Trotzdem bringt uns Facebook nicht wirklich näher zusammen. Eher macht es uns so müde und genervt, dass wir immer öfter das Gefühl haben, auch vom Sozialleben mal eine Pause zu brauchen. Die ständige Erreichbarkeit und der andauernde Hintergedanke, dieser und jener Person noch auf ihren fünfzigzeiligen Text antworten zu müssen, stellt manchmal einen extremen Stressfaktor dar. In Gruppenchats werden Diskussionen über das nächste Gemeinschaftsgeschenk über Tage hinweg geführt, die man am Telefon in zwei Minuten geklärt hätte.

Andersrum nervt es uns genauso, wenn wir sehen, dass unsere Nachricht an die Freundin gelesen wurde, sie aber seit drei Tagen nicht antwortet. Bin ich ihr so egal? Man wird ja wohl mal fünf Minuten Zeit zum Antworten haben! Auch wenn man es ihr wahrscheinlich nicht vorhalten würde, ein bisschen trifft einen so eine unbeantwortete Nachricht dann doch immer. Das kann so weit gehen, dass sich irgendwann keiner mehr beim anderen meldet, weil einer von beiden eine Nachricht nicht beantwortet hat. So schnell bricht dann der Kontakt zur Kindergarten-Freundin ab, egal wie lange man noch auf Facebook „befreundet“ bleibt.
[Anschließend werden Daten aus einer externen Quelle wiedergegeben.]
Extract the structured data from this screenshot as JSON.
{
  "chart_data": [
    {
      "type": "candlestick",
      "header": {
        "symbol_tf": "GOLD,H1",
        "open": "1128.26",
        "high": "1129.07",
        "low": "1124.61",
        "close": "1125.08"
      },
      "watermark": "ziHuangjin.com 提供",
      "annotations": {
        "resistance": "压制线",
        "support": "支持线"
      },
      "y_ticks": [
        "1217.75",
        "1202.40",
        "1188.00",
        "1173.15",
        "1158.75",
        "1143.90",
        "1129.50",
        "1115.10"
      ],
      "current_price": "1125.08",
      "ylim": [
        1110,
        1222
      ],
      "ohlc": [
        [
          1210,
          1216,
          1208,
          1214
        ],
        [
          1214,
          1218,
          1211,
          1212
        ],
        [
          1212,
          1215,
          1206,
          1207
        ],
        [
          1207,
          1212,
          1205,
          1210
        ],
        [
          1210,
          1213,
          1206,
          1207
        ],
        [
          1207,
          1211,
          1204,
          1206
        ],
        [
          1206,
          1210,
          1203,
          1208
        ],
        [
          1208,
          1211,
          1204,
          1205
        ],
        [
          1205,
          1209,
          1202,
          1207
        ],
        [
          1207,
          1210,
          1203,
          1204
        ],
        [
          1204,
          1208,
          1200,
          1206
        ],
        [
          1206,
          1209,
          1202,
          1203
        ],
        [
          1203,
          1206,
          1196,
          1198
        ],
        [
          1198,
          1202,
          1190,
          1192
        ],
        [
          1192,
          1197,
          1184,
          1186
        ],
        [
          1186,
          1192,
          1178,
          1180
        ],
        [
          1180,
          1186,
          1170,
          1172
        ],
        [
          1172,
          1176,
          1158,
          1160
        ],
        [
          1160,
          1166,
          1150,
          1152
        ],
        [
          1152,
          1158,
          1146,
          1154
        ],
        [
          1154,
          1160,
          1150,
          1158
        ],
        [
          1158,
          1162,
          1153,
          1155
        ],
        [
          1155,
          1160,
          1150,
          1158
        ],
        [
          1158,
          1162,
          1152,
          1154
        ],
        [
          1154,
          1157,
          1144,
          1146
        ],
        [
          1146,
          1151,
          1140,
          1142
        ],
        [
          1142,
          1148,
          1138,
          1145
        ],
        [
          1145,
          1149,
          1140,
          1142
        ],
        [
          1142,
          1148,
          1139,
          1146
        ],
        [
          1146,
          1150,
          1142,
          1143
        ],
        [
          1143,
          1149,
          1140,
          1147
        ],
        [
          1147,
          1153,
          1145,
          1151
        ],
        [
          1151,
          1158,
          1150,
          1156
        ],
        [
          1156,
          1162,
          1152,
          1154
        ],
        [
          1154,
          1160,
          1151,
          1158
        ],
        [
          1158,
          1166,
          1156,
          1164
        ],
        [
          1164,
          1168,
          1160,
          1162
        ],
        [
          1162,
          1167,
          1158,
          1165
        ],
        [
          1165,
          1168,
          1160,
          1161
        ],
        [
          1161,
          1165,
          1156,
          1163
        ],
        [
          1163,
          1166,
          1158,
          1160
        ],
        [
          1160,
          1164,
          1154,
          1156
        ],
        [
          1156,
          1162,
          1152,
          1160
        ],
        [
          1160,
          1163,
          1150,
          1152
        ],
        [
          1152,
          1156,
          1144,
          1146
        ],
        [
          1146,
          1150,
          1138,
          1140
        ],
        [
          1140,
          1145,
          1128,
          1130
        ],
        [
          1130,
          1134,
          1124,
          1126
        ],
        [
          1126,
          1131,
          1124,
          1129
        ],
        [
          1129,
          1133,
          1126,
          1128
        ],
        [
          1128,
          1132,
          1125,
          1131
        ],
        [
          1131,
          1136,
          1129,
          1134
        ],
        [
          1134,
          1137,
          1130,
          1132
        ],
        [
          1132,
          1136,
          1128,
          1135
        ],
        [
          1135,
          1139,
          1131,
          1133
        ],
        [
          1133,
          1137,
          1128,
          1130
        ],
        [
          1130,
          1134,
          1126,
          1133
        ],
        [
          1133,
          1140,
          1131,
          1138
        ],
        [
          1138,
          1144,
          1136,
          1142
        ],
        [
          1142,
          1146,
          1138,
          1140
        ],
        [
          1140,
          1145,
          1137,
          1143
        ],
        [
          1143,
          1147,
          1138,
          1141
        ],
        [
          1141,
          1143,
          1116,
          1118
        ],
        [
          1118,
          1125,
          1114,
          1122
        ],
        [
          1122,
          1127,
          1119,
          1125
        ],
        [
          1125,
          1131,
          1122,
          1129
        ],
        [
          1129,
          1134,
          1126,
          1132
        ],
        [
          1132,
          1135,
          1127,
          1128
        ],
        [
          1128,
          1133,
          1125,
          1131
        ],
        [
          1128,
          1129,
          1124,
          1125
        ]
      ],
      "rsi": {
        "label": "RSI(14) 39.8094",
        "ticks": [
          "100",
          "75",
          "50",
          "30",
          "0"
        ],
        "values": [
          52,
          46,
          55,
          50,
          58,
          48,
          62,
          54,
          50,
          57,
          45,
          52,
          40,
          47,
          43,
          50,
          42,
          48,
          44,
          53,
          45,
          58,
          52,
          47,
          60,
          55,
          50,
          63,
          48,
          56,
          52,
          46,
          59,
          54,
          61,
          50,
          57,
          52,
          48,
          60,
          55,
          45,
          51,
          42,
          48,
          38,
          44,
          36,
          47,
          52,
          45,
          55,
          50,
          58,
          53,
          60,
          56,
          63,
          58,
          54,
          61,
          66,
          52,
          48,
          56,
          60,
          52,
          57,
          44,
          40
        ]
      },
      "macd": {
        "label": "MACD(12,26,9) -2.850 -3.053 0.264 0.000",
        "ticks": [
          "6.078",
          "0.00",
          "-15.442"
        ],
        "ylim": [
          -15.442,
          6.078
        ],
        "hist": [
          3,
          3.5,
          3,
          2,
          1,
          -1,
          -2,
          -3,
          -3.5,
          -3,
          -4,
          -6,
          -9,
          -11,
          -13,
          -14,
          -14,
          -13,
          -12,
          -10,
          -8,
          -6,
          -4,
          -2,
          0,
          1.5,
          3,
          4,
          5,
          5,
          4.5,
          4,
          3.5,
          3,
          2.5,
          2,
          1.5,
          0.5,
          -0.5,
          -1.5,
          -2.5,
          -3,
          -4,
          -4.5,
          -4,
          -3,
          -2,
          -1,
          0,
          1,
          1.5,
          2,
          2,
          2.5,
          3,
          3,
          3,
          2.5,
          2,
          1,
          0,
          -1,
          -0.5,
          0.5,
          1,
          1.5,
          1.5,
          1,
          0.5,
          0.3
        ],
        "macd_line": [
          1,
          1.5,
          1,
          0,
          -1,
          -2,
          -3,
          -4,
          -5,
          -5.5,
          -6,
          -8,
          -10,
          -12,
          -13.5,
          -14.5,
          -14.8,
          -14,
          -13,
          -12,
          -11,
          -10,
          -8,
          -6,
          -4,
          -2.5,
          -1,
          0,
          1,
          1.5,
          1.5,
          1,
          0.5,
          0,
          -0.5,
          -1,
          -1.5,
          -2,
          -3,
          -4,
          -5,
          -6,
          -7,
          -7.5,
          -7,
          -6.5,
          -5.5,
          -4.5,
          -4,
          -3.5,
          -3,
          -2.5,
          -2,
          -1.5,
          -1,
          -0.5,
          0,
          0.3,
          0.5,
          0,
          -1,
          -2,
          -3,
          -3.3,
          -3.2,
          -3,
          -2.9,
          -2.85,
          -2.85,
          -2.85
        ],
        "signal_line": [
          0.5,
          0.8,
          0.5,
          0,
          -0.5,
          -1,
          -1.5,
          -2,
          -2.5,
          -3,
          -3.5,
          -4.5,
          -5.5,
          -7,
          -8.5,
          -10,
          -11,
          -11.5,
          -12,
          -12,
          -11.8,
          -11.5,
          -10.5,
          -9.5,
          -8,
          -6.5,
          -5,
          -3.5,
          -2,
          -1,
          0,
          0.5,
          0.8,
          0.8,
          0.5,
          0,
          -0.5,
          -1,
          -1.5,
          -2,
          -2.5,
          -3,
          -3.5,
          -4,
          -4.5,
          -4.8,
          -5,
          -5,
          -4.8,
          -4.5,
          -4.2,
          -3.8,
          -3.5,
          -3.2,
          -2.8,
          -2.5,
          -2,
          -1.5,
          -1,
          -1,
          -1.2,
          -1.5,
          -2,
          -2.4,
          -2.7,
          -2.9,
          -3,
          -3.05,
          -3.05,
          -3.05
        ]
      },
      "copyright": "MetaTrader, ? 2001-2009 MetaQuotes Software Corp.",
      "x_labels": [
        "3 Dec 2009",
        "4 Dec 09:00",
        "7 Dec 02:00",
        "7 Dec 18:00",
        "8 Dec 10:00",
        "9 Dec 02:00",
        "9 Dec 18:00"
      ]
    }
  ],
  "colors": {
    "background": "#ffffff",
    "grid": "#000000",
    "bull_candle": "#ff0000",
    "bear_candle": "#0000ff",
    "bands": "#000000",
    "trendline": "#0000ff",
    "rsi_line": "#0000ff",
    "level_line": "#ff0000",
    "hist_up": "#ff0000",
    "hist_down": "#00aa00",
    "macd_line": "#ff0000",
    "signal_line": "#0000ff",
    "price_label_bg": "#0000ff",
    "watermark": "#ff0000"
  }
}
Überhaupt scheint auf Facebook vieles anders, als es in der Realität dann ist. Wir sehen, wie der alte Schulfreund nur noch mit Sojamilch trinkenden Hipstern rumhängt und gehen automatisch davon aus, dass er jetzt zum Lackaffen mutiert ist. Wir sehen die Urlaubsbilder unserer Kommilitonin und sind uns sicher, dass sie den geilsten Monat ihres Lebens verbracht hat, obwohl sie drei Wochen davon mit Malaria im Bett lag und sich furchtbar allein gefühlt hat. Wir sehen Selfies in Fitnesstudios, Flugzeugen und beim Frühstücken und werden reflexartig neidisch. Dass viele von uns das perfekte Leben nur auf Facebook oder Instagram führen, wissen wir zwar, bewusst ist es uns aber nicht.

Deshalb sind wir auch so schnell so gereizt von den immergleichen Postings unserer Freunde. Wir regen uns auf über den Freund, der andauernd seine Runtastic-Auswertungen mitteilen muss. Über die Freundin, die unsere Timeline mit ihren immergleichen Feierbildern zuspamen muss und unser Bild von dem Typen aus der Uni ändert sich schlagartig, wenn wir sehen, was er für schreckliche Musik hört. Hat man online jemanden abgestempelt, ändert sich dieser Eindruck im wahren Leben auch nicht mehr.

Facebook trägt also maßgeblich dazu bei, dass sich unser Eindruck von jemandem verändert, ob zum positiven durch gestellte Bilder oder zum negativen durch einen Overkill an nervenden Postings oder fragwürdigen Kommentaren. So sehr uns Facebook also beweisen will, wie vernetzt wir mit den Bewohnern des globalen Dorfs sind, so oft treibt es uns doch auseinander.

Im „richtigen Leben“ hat die Durchschnittsperson wahrscheinlich drei bis vier wirklich gute Freunde, auf die immer Verlass ist. Da lassen wir doch lieber Facebook Facebook sein und kümmern uns um die Menschen, mit denen uns mehr verbindet als 3,57 Facebook-Freunde.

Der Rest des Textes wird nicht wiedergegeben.